How to Help Your Parent Who Suffers From Dementia
When your parent receives a dementia diagnosis, it can feel like the very ground beneath you has become unstable. You might have seen movies or television shows where characters have dementia; you might have had friends go through something similar with their parents.
You probably know that this could be a challenging time, but you might be unaware of what you can do to help make this easier for everyone, especially your parent. The following will explore a few vital things you can do to help better care for someone you love who is suffering from dementia.
Take care of yourself
While this might seem a strange point to begin with, it’s absolutely vital. Yes, your parent is struggling with dementia; yes, you’re looking for ways to help and support them. Refilling your own energetic well is a vital component of this.

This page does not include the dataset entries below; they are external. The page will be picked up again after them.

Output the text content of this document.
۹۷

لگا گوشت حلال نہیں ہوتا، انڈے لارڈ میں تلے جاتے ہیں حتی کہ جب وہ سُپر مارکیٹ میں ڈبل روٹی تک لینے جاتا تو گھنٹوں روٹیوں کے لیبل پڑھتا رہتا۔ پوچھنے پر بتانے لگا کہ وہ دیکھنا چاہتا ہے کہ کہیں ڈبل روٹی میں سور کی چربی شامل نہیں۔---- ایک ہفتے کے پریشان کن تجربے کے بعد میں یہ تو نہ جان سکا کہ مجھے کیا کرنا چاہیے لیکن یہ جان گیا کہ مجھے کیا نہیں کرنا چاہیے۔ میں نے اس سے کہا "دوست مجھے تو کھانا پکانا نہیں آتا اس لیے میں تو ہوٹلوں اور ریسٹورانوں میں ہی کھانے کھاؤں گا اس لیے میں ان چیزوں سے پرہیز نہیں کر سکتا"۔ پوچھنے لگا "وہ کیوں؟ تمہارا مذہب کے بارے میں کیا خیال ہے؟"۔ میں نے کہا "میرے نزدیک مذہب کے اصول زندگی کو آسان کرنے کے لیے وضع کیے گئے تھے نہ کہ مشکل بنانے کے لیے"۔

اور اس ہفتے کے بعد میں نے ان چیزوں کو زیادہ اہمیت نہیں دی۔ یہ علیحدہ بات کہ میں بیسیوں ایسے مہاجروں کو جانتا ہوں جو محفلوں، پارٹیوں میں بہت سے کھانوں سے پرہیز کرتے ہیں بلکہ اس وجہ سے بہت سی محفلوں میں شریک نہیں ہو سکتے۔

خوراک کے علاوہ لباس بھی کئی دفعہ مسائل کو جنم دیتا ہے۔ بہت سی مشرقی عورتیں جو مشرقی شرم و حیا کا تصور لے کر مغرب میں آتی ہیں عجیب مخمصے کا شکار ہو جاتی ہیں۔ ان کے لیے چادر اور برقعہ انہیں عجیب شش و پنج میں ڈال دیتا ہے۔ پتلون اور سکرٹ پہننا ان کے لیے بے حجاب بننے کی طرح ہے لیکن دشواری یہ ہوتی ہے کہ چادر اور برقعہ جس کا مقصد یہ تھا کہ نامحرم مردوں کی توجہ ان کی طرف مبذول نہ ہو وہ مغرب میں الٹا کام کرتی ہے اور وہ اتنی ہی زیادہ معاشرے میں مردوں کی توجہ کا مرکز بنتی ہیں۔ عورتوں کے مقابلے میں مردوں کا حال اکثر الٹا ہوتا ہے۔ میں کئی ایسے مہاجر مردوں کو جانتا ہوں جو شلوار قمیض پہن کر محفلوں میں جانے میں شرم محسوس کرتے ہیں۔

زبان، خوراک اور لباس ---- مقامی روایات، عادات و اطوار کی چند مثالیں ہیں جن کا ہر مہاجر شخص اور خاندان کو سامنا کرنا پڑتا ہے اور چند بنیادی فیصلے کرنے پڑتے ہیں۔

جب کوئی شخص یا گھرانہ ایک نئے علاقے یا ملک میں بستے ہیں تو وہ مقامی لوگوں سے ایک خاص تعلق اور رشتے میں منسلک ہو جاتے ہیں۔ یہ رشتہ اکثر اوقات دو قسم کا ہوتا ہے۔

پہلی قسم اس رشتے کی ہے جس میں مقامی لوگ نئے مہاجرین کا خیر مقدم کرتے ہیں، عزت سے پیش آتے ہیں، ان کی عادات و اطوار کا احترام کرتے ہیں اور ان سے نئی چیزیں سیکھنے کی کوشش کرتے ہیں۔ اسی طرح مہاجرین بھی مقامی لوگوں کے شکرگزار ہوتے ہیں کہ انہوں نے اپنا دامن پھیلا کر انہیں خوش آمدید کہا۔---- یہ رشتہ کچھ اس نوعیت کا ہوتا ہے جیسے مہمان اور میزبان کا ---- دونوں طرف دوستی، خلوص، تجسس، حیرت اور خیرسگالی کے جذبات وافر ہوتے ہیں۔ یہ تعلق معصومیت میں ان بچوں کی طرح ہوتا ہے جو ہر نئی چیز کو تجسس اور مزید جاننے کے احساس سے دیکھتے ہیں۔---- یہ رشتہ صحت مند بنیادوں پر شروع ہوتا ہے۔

Think about how patient you are at the start of a lazy day when you have nothing to do compared to how you feel when you’ve been beaten into the ground by a brutal workday, have eighteen things you need to accomplish, and someone says one thing you don’t like.
You can’t take good care of people if you’re not in a good state yourself. You need rest. You need stress-free moments. You need nutritious food, especially if you’re feeling panicked about the whole situation. You need hydration and exercise.
It doesn’t matter if you don’t feel like you have time for this. If you aren’t meeting your own basic needs, you’re not going to be able to be patient and give as much energy. You’re going to get exhausted, and none of us are at our best when we’re exhausted.
As well, if you have siblings who are shouldering this new stage of life with you, they also need to be taking care of themselves. Some illnesses can last a really long time. Dementia isn’t a sprint; it’s a marathon. You need the energy to run a marathon.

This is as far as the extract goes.